Dehors il vente, mon regard se pose un instant sur les cyprès de mon jardin qui dansent grâce au vent, je trouve ça beau. J'ai toujours trouvé l'automne magnifique à vrai dire. Un bruit soudain me sort de ma rêverie brutalement, la porte craque, je sais que c'est à cause du vent elle a toujours fait ça: mais pourtant je frissonne et prends peur, une larme glacée s'écoule le long de ma joue, je la sens mouiller mon menton, je l'essuie d'un geste de main.
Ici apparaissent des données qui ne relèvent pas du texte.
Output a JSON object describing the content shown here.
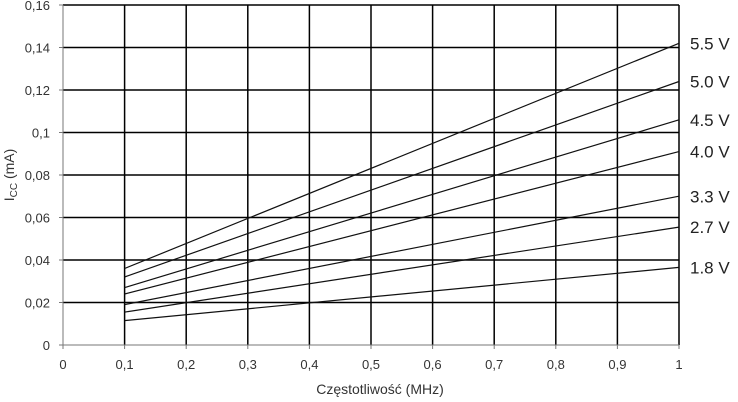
{
  "chart_data": {
    "type": "line",
    "xlabel": "Częstotliwość (MHz)",
    "ylabel": "ICC (mA)",
    "xlim": [
      0,
      1
    ],
    "ylim": [
      0,
      0.16
    ],
    "x_ticks": [
      "0",
      "0,1",
      "0,2",
      "0,3",
      "0,4",
      "0,5",
      "0,6",
      "0,7",
      "0,8",
      "0,9",
      "1"
    ],
    "y_ticks": [
      "0",
      "0,02",
      "0,04",
      "0,06",
      "0,08",
      "0,1",
      "0,12",
      "0,14",
      "0,16"
    ],
    "grid": true,
    "legend": "labels at right end of lines",
    "series": [
      {
        "name": "5.5 V",
        "x": [
          0.1,
          1
        ],
        "y": [
          0.036,
          0.142
        ]
      },
      {
        "name": "5.0 V",
        "x": [
          0.1,
          1
        ],
        "y": [
          0.032,
          0.124
        ]
      },
      {
        "name": "4.5 V",
        "x": [
          0.1,
          1
        ],
        "y": [
          0.027,
          0.106
        ]
      },
      {
        "name": "4.0 V",
        "x": [
          0.1,
          1
        ],
        "y": [
          0.024,
          0.091
        ]
      },
      {
        "name": "3.3 V",
        "x": [
          0.1,
          1
        ],
        "y": [
          0.019,
          0.07
        ]
      },
      {
        "name": "2.7 V",
        "x": [
          0.1,
          1
        ],
        "y": [
          0.0155,
          0.0555
        ]
      },
      {
        "name": "1.8 V",
        "x": [
          0.1,
          1
        ],
        "y": [
          0.0115,
          0.0365
        ]
      }
    ]
  }
}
Je pleure ? Mais pourquoi je pleure ? Enfin c'est une question idiote, évidemment que je devrais pleurer, je suis seule dans une grande maison froide, sans nourriture, sans ma maman, sans mon chien, sans personne. Je suis seule au monde maintenant.
Ah c'est bon, je pleure vraiment là. Je cours dans ma chambre, ferme la porte avec énergie. Mon flot de larmes ne cessera plus à présent. Je serre fort mon doudou que j'ai gardé de toute petite, lui au moins, il est toujours là. Et je le serre, je le serre si fort à m'en faire mal au bras, à m'en péter les os, à m'en faire mourir, je le serre si fort jusqu'à que ... Attendez. J'ai entendu un bruit.
L'oreille attentive, je me redresse me calmant d'un coup, serrant ma gorge empêchant tout son de sortir de ma bouche. Ça, ce n'est pas le vent, j'en suis sûre, c'est ... un autre bruit, qui m'est tout aussi familier. Quelqu'un essaie d'ouvrir la porte. Crise de panique, je suis paralysée, qui cela peut être ?! Je sens mon cœur battre si fort que j'ai l'impression de l'avoir juste à coté de mon oreille. Je suis partagée entre la joie et la peur, ça pourrait être ma mère, un inconnu, un fou, ou l'une de ces choses...
La porte grince et s'ouvre dans un bruit imposant, des bruits de pas sourds se font entendre au rez - de - chaussée. Tremblante, j'empoigne le couteau sur ma table de chevet, mais mes gestes maladroits font tomber ma lampe et mon magnétophone qui tombent par terre dans un bruit absolument audible dans le silence de la maison. Je balance une insulte muette, serrant mes poings et guettant les pas. Il a forcément dû entendre. J'ai peur, un haut le cœur me prends, je n'entends plus un bruit en bas. Serait il partit ? De peur ?
Retenant mes tremblements et ma respiration depuis quelques minutes, je relâche ma respiration en tremblant, faisant légèrement hoqueter mon souffle, je laisse tomber le couteau sur mon tapis en le faisant glisser avale ma salive, reprenant mes esprits. J'ai une soudaine envie de rire, quel ascenseur émotionnel ! Heureusement que je suis pas cardiaque, je soupire me calmant une bonne fois pour toute et me lève pour prendre un livre, la lecture m'a toujours calmée, j'en choisis un, le prends et m'allonge sur mon lit en chantonnant doucement. Soudainement ma porte s'ouvre et claque au mur en un fracas infernal, j'ai un sursaut je pousse violemment le livre à terre, je friche toutes les pages en passant, et me redresse en regardant ma porte. J'y vois un homme pointant un carreau d'arbalète pointé sur moi et un foulard autour de la bouche me fusiller du regard.
Non, Lisa, tu ne lui as pas fait peur, tu ne lui feras sans doute jamais peur, et en effet il n'est pas parti.